Capitais europeias I

A da cultura – Guimarães

Berço da nacionalidade, associada ao nome do 1º, D. Afonso Henriques, Guimarães remonta, como berço, pelo menos no que respeita ao seu ex-libris , o “castelo”, a uma mulher. Pensará o leitor que me refiro a D. Teresa, a Tareja, mãe de D. Afonso Henriques, sovada e preterida pelo filho. Não, refiro-me à condessa Mumadona que, ainda antes, no séc. X, foi responsável pela construção do castelo à sombra do qual se desenvolveu o burgo e onde D. Afonso Henriques veio a habitar e a governar o seu condado.
Só pisando as ruas de Guimarães, a presença forte de Mumadona se faz sentir, na toponímia e até na estátua central que se ergue em sua honra.
 


É também pisando a cidade que nos podemos deixar imbuir do espírito de comemoração da capital Europeia da Cultura 2012. Bem, não tanto como se esperaria porque a meio da semana, era o caso, a respiração cultural é quase inexistente; esperar-se-iam manifestações de rua, cultura a espreitar a cada esquina, para além da natural arquitetónica e monumental. Lançando uma vista de olhos à programação, percebi que teríamos de aguardar pelo fim de semana para algo mais apelativo e ainda assim nem todos os fins de semana.

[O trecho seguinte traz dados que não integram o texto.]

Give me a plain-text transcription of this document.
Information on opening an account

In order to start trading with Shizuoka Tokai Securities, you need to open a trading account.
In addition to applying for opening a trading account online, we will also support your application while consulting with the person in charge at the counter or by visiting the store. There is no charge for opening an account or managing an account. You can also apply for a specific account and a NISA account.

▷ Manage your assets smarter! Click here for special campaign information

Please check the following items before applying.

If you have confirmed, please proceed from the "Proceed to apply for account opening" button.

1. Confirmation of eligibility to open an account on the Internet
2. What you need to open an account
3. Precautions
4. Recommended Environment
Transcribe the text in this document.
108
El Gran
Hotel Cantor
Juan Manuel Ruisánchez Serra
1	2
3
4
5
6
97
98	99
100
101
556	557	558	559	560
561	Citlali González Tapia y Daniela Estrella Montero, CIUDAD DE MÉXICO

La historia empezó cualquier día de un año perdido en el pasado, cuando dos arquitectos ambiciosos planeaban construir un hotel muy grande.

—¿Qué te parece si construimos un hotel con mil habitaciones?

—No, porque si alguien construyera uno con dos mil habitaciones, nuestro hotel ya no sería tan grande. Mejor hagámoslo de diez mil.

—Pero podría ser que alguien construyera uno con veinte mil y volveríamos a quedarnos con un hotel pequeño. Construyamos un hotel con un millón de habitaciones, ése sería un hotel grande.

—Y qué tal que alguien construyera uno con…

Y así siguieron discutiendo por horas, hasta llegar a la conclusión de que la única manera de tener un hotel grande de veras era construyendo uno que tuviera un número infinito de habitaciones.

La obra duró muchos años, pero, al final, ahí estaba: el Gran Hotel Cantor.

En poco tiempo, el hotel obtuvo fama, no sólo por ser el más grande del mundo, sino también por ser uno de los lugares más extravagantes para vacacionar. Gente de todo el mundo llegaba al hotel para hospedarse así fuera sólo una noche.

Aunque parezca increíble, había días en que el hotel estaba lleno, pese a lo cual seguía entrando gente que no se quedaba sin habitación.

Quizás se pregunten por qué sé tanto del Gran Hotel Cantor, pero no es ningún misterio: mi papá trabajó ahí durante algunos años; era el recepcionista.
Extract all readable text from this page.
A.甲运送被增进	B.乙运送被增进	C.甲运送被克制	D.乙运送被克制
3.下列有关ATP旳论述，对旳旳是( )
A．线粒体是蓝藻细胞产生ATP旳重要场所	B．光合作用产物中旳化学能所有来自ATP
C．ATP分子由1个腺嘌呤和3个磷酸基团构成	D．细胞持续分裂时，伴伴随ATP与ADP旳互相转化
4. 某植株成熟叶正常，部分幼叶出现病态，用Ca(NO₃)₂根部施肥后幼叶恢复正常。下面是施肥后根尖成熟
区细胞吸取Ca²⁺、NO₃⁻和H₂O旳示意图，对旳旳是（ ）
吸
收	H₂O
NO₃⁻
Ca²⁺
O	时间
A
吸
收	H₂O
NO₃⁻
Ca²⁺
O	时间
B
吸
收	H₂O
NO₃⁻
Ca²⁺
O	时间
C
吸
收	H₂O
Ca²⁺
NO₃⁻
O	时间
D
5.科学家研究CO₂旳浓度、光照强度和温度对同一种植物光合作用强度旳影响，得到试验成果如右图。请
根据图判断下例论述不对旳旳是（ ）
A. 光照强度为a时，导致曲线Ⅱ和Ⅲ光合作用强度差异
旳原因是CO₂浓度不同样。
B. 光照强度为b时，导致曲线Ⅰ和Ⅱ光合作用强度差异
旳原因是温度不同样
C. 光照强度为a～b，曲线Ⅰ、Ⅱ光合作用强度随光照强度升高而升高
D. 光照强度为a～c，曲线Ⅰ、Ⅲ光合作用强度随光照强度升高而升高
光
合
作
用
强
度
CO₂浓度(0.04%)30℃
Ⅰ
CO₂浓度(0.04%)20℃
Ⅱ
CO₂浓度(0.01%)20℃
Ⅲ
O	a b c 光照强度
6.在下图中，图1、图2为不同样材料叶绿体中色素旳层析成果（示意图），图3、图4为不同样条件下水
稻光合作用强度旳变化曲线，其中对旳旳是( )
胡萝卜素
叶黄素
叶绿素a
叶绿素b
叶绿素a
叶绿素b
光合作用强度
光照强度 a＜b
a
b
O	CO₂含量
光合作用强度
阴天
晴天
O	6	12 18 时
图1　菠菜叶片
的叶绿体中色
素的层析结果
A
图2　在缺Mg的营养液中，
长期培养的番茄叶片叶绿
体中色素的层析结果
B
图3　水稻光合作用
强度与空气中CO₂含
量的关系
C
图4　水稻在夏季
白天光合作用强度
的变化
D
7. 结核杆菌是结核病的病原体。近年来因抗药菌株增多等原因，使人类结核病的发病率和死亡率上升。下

Guimarães surge, no entanto, de cara lavada e aprumada, à espera dos visitantes que, de facto eram muitos na semana da páscoa, sobretudo espanhóis.

Assim enfeitada para a festa, o mote “Faça parte” espalha-se pelas montras das lojas, que espelham criativamente a adaptação do logótipo original de João Campos.


 
Pontos estratégicos a fazer parte da visita:



. estacionar a AC no Campo do Castelo, grátis (se não se contar a gorjeta ao arrumador) e partir para o castelo, rede de muralhas ancestrais com a sua Torre de Menagem onde ainda se pode subir e admirar, do alto, o vizinho Paço dos Duques de Bragança e  as suas chaminés.


 torre de Menagem
  Paço dos Duques de Bragança

Antes de neste entrar, visitar a capela de S. Miguel, local onde a tradição dita ter sido o batismo do “Conquistador”. Falasse a pia batismal e saberíamos…

 
capela de S. Miguel

No Paço, edifício do séc. XV, pode-se visitar o r/c e o 1ª andar, percorrendo salas, tapeçarias, mobiliários, armas, pintura (aqui o Cordeiro Pascoal, de Josefa d´Obidos) e a capela, uma pequena pérola de madeira e vitral.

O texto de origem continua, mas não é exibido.